Previsto dalla direttiva europea, è stato elaborato dal ministero dello Sviluppo economico. Punta a coprire, al 2020, 17% dei consumi lordi nazionali

Entro il 2020 il nostro Paese conta di coprire con le fonti energetiche rinnovabili il 17% dei consumi energetici nazionali, in line con le indicazioni europee.

In particolare la quota del 6,38% del consumo energetico del settore trasporti, del 28,97% per l'elettricità e del 15,83% per il riscaldamento e il raffreddamento, tenendo conto degli effetti di altre misure relative all`efficienza energetica sul consumo finale di energia, atteso per il 2020 pari a 131,2 Mtep.

Sono queste le indicazioni che emergono dal Piano di azione nazionale, elaborato dal ministero dello Sviluppo economico e previsto dalla direttiva europea per il raggiungimento, appunto entro il 2020, dell`obiettivo vincolante di coprire con energia da fonti rinnovabili il 17% dei consumi lordi nazionali.

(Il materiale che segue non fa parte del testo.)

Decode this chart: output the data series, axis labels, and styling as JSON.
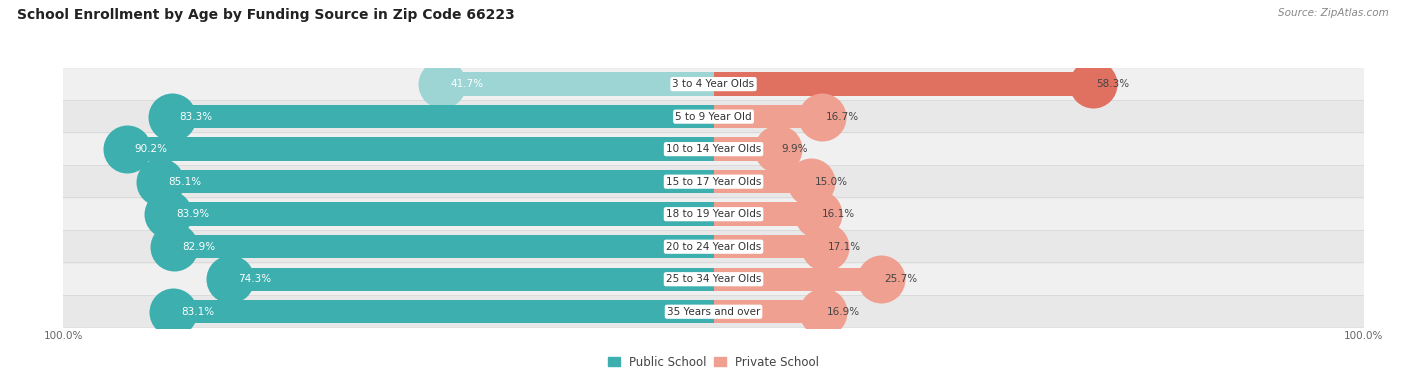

Il documento - redatto con i ministeri dell`Ambiente e delle Politiche agricole - è in consultazione fino al 29 giugno, per essere successivamente trasmesso alla Commissione europea.

Il Piano di azione nazionale contiene e descrive l'insieme delle misure necessarie per raggiungere gli obiettivi, prevedendo di intervenire sul quadro esistente dei meccanismi di incentivazione (quali, per esempio, i certificati verdi, il conto energia, i certificati bianchi, l'agevolazione fiscale per gli edifici, l'obbligo della quota di biocarburanti) per incrementare la quota di energia prodotta rendendo più efficienti gli strumenti di sostegno, in modo da evitare una crescita parallela della produzione e degli oneri di incentivazione, che ricadono sui consumatori finali, famiglie ed imprese

E' inoltre prevista dal Piano l'adozione di ulteriori misure trasversali, ovvero quelle volte alla realizzazione delle condizioni necessarie alla rimozione o attenuazione di talune barriere correlate, in particolare, ai procedimenti autorizzativi, allo sviluppo delle reti di trasmissione e distribuzione per un utilizzo intensivo del potenziale rinnovabile, alle specifiche tecniche di apparecchiature e impianti, alla certificazione degli installatori.

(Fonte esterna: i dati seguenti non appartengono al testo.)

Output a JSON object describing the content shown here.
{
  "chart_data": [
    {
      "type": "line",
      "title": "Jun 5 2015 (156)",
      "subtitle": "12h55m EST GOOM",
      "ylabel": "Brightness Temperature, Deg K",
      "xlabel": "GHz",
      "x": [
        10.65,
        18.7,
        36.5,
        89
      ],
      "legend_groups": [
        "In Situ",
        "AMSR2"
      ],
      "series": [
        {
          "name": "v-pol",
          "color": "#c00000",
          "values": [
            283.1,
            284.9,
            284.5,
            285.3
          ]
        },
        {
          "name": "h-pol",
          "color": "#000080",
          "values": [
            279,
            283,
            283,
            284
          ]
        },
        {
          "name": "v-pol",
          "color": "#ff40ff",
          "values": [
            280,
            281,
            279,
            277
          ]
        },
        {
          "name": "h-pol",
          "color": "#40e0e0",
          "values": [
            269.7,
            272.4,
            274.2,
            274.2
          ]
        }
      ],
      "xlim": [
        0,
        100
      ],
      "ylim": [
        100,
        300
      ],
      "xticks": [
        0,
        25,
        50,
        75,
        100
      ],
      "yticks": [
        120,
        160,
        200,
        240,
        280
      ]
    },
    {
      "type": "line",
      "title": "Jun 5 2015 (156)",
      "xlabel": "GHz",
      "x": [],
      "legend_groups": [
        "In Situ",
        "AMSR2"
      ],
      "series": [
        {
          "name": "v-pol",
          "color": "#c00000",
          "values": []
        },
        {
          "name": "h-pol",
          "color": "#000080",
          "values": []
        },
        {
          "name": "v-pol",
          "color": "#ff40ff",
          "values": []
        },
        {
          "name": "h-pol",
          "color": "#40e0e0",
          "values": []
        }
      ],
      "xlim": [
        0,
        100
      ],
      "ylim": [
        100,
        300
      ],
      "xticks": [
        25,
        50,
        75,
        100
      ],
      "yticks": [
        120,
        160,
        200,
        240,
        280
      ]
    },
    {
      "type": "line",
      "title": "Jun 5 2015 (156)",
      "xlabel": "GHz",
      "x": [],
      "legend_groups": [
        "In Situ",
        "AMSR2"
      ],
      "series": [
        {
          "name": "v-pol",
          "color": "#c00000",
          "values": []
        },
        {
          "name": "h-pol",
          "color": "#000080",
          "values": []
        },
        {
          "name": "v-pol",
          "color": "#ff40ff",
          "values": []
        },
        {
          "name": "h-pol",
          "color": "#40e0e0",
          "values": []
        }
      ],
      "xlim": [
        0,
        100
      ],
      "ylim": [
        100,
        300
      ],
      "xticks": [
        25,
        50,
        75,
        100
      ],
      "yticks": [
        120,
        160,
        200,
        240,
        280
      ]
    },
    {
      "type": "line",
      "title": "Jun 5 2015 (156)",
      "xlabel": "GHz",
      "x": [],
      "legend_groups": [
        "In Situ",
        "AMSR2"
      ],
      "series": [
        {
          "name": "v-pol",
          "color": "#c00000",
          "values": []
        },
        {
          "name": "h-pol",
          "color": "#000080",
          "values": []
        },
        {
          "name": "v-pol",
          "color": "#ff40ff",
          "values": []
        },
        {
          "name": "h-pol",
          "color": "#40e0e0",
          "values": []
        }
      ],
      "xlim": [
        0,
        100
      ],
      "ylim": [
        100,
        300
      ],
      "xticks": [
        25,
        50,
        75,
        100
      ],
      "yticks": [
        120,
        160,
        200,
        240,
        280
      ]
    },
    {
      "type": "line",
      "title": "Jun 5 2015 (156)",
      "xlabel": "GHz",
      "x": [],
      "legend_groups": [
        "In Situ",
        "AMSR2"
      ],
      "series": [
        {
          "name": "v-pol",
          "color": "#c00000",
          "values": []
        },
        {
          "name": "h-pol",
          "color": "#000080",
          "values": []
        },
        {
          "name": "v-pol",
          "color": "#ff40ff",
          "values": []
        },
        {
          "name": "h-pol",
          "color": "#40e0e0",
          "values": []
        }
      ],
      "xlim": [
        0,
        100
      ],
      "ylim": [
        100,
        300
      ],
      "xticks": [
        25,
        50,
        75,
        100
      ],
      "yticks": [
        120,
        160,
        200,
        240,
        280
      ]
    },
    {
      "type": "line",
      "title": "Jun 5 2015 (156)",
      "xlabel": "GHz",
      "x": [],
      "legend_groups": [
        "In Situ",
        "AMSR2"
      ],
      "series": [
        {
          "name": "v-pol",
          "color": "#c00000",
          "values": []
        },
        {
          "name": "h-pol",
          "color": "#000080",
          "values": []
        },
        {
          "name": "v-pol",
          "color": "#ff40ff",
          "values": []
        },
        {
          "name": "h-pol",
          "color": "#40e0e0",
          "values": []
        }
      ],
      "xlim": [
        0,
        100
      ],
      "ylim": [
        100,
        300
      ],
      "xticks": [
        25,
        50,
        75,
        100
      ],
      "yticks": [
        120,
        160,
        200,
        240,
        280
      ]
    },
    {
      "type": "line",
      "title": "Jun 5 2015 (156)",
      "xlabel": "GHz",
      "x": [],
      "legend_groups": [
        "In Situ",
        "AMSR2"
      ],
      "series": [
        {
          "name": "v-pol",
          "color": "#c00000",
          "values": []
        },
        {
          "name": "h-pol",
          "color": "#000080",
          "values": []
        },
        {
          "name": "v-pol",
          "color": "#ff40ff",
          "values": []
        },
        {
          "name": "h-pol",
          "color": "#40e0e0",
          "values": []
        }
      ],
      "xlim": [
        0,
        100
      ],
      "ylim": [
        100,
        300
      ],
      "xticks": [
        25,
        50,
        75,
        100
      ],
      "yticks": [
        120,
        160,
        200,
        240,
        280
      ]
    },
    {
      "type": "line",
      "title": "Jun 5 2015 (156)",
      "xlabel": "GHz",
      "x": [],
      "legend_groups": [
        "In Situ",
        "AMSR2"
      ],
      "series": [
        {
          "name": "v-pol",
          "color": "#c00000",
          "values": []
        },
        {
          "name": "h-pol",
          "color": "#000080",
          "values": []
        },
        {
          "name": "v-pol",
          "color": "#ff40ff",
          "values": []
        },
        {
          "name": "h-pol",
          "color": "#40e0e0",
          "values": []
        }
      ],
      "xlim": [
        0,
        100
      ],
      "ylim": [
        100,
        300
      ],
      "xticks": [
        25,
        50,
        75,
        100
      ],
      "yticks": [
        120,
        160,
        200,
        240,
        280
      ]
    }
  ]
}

Il Piano considera, quindi, sia l`introduzione di criteri di sostenibilità da applicare alla produzione di biocarburanti e bioliquidi, sulla base di sistemi di tracciabilità, sull'intera filiera produttiva, sia misure di cooperazione internazionale.

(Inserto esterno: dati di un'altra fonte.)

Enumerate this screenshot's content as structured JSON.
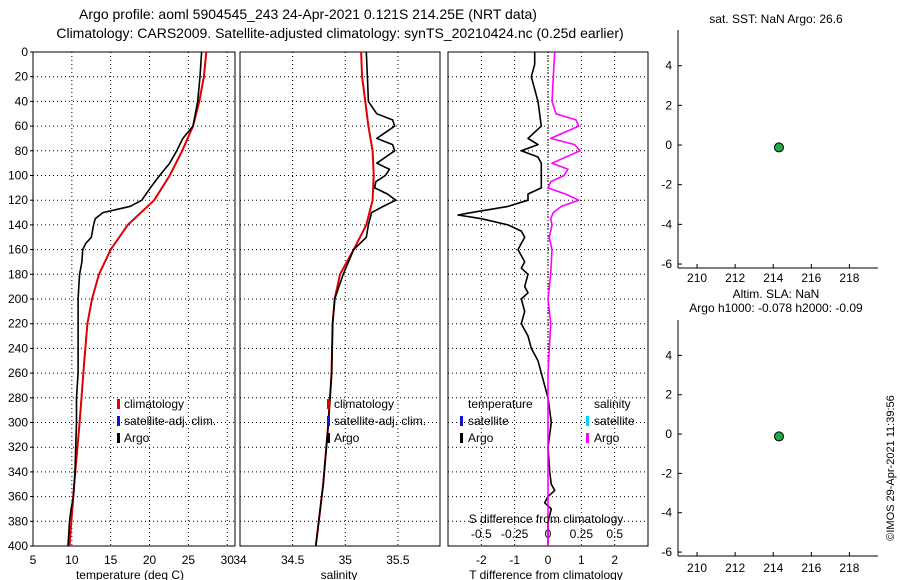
{
  "header": {
    "title_line1": "Argo profile: aoml 5904545_243 24-Apr-2021 0.121S 214.25E (NRT data)",
    "title_line2": "Climatology: CARS2009. Satellite-adjusted climatology: synTS_20210424.nc (0.25d earlier)"
  },
  "footer": {
    "credit": "©IMOS 29-Apr-2021 11:39:56"
  },
  "colors": {
    "climatology": "#e00000",
    "satellite": "#1010d0",
    "argo": "#000000",
    "salinity_diff": "#ff00ff",
    "salinity_sat": "#00d0ff",
    "marker": "#22aa44"
  },
  "chart_data": [
    {
      "id": "temperature",
      "type": "line",
      "xlabel": "temperature (deg C)",
      "ylabel": "",
      "xlim": [
        5,
        31
      ],
      "ylim": [
        400,
        0
      ],
      "xticks": [
        5,
        10,
        15,
        20,
        25,
        30
      ],
      "yticks": [
        0,
        20,
        40,
        60,
        80,
        100,
        120,
        140,
        160,
        180,
        200,
        220,
        240,
        260,
        280,
        300,
        320,
        340,
        360,
        380,
        400
      ],
      "legend": [
        "climatology",
        "satellite-adj. clim.",
        "Argo"
      ],
      "series": [
        {
          "name": "climatology",
          "color": "red",
          "depth": [
            0,
            20,
            40,
            60,
            80,
            100,
            120,
            140,
            160,
            180,
            200,
            220,
            250,
            300,
            350,
            400
          ],
          "values": [
            27.3,
            27.0,
            26.4,
            25.6,
            24.2,
            22.6,
            20.6,
            17.2,
            15.0,
            13.5,
            12.6,
            12.0,
            11.6,
            11.0,
            10.3,
            9.7
          ]
        },
        {
          "name": "Argo",
          "color": "black",
          "depth": [
            0,
            10,
            20,
            40,
            60,
            70,
            80,
            90,
            100,
            110,
            120,
            125,
            130,
            135,
            140,
            150,
            155,
            160,
            170,
            180,
            190,
            200,
            210,
            220,
            240,
            260,
            280,
            300,
            320,
            340,
            360,
            370,
            380,
            400
          ],
          "values": [
            26.7,
            26.6,
            26.5,
            26.2,
            25.6,
            24.3,
            23.5,
            22.6,
            21.3,
            20.1,
            19.0,
            17.5,
            14.0,
            13.0,
            12.8,
            12.5,
            11.8,
            11.4,
            11.3,
            11.0,
            10.9,
            10.8,
            10.8,
            10.8,
            10.8,
            10.8,
            10.6,
            10.6,
            10.5,
            10.4,
            10.2,
            9.9,
            9.7,
            9.5
          ]
        }
      ]
    },
    {
      "id": "salinity",
      "type": "line",
      "xlabel": "salinity",
      "xlim": [
        34,
        35.9
      ],
      "ylim": [
        400,
        0
      ],
      "xticks": [
        34,
        34.5,
        35,
        35.5
      ],
      "legend": [
        "climatology",
        "satellite-adj. clim.",
        "Argo"
      ],
      "series": [
        {
          "name": "climatology",
          "color": "red",
          "depth": [
            0,
            20,
            40,
            60,
            80,
            100,
            120,
            140,
            160,
            180,
            200,
            220,
            260,
            300,
            350,
            400
          ],
          "values": [
            35.15,
            35.16,
            35.19,
            35.22,
            35.26,
            35.27,
            35.26,
            35.2,
            35.08,
            34.95,
            34.9,
            34.88,
            34.87,
            34.84,
            34.79,
            34.72
          ]
        },
        {
          "name": "Argo",
          "color": "black",
          "depth": [
            0,
            20,
            40,
            50,
            55,
            60,
            70,
            75,
            80,
            90,
            95,
            100,
            105,
            110,
            115,
            120,
            125,
            130,
            140,
            150,
            160,
            180,
            200,
            220,
            260,
            300,
            350,
            400
          ],
          "values": [
            35.2,
            35.21,
            35.22,
            35.3,
            35.45,
            35.47,
            35.3,
            35.45,
            35.47,
            35.3,
            35.42,
            35.38,
            35.29,
            35.28,
            35.4,
            35.48,
            35.36,
            35.25,
            35.22,
            35.2,
            35.08,
            34.98,
            34.9,
            34.88,
            34.87,
            34.84,
            34.79,
            34.72
          ]
        }
      ]
    },
    {
      "id": "difference",
      "type": "line",
      "xlabel": "T difference from climatology",
      "top_xlabel": "S difference from climatology",
      "xlim": [
        -3,
        3
      ],
      "ylim": [
        400,
        0
      ],
      "xticks": [
        -2,
        -1,
        0,
        1,
        2
      ],
      "s_xticks": [
        "-0.5",
        "-0.25",
        "0",
        "0.25",
        "0.5"
      ],
      "legend_left_title": "temperature",
      "legend_left": [
        "satellite",
        "Argo"
      ],
      "legend_right_title": "salinity",
      "legend_right": [
        "satellite",
        "Argo"
      ],
      "series": [
        {
          "name": "T difference",
          "color": "black",
          "depth": [
            0,
            10,
            20,
            40,
            60,
            70,
            75,
            80,
            85,
            90,
            100,
            110,
            115,
            120,
            125,
            130,
            132,
            135,
            140,
            145,
            150,
            155,
            160,
            170,
            175,
            180,
            190,
            195,
            200,
            210,
            220,
            230,
            240,
            250,
            260,
            280,
            300,
            320,
            340,
            350,
            355,
            360,
            365,
            370,
            380,
            400
          ],
          "values": [
            -0.4,
            -0.4,
            -0.5,
            -0.3,
            -0.2,
            -0.6,
            -0.3,
            -0.8,
            -0.3,
            -0.2,
            -0.2,
            -0.2,
            -0.6,
            -0.6,
            -1.2,
            -2.3,
            -2.7,
            -2.0,
            -1.2,
            -0.8,
            -0.7,
            -0.8,
            -0.9,
            -0.7,
            -0.8,
            -0.6,
            -0.7,
            -0.6,
            -0.8,
            -0.7,
            -0.8,
            -0.6,
            -0.5,
            -0.3,
            -0.2,
            0.0,
            0.1,
            0.0,
            0.05,
            0.1,
            0.2,
            0.0,
            -0.1,
            0.1,
            0.0,
            0.0
          ]
        },
        {
          "name": "S difference",
          "color": "magenta",
          "depth": [
            0,
            20,
            40,
            50,
            55,
            60,
            70,
            75,
            80,
            90,
            95,
            100,
            105,
            110,
            115,
            120,
            125,
            130,
            135,
            140,
            150,
            160,
            180,
            200,
            220,
            240,
            260,
            280,
            300,
            320,
            340,
            360,
            380,
            400
          ],
          "values": [
            0.05,
            0.04,
            0.03,
            0.06,
            0.21,
            0.23,
            0.02,
            0.2,
            0.24,
            0.03,
            0.15,
            0.12,
            0.02,
            0.0,
            0.13,
            0.23,
            0.1,
            0.04,
            0.02,
            0.03,
            0.01,
            0.03,
            0.02,
            0.0,
            0.02,
            0.01,
            0.0,
            0.0,
            0.0,
            0.0,
            0.0,
            0.0,
            0.0,
            0.0
          ]
        }
      ]
    },
    {
      "id": "sst_map",
      "type": "scatter",
      "title": "sat. SST: NaN Argo: 26.6",
      "xlim": [
        209,
        219.5
      ],
      "ylim": [
        -6.2,
        5.8
      ],
      "xticks": [
        210,
        212,
        214,
        216,
        218
      ],
      "yticks": [
        -6,
        -4,
        -2,
        0,
        2,
        4
      ],
      "points": [
        {
          "x": 214.3,
          "y": -0.12
        }
      ]
    },
    {
      "id": "sla_map",
      "type": "scatter",
      "title": "Altim. SLA: NaN",
      "subtitle": "Argo h1000: -0.078 h2000: -0.09",
      "xlim": [
        209,
        219.5
      ],
      "ylim": [
        -6.2,
        5.8
      ],
      "xticks": [
        210,
        212,
        214,
        216,
        218
      ],
      "yticks": [
        -6,
        -4,
        -2,
        0,
        2,
        4
      ],
      "points": [
        {
          "x": 214.3,
          "y": -0.12
        }
      ]
    }
  ]
}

Il monitoraggio complessivo statistico, tecnico, economico, ambientale e delle ricadute industriali connesse allo sviluppo del Piano di azione verrà effettuato dal ministero dello Sviluppo economico, di concerto con il ministero dell'Ambiente e con il ministero delle Politiche agricole, con il supporto operativo del Gestore dei servizi energetici (Gse), che implementerà e gestirà un apposito Sistema italiano di monitoraggio delle energie rinnovabili.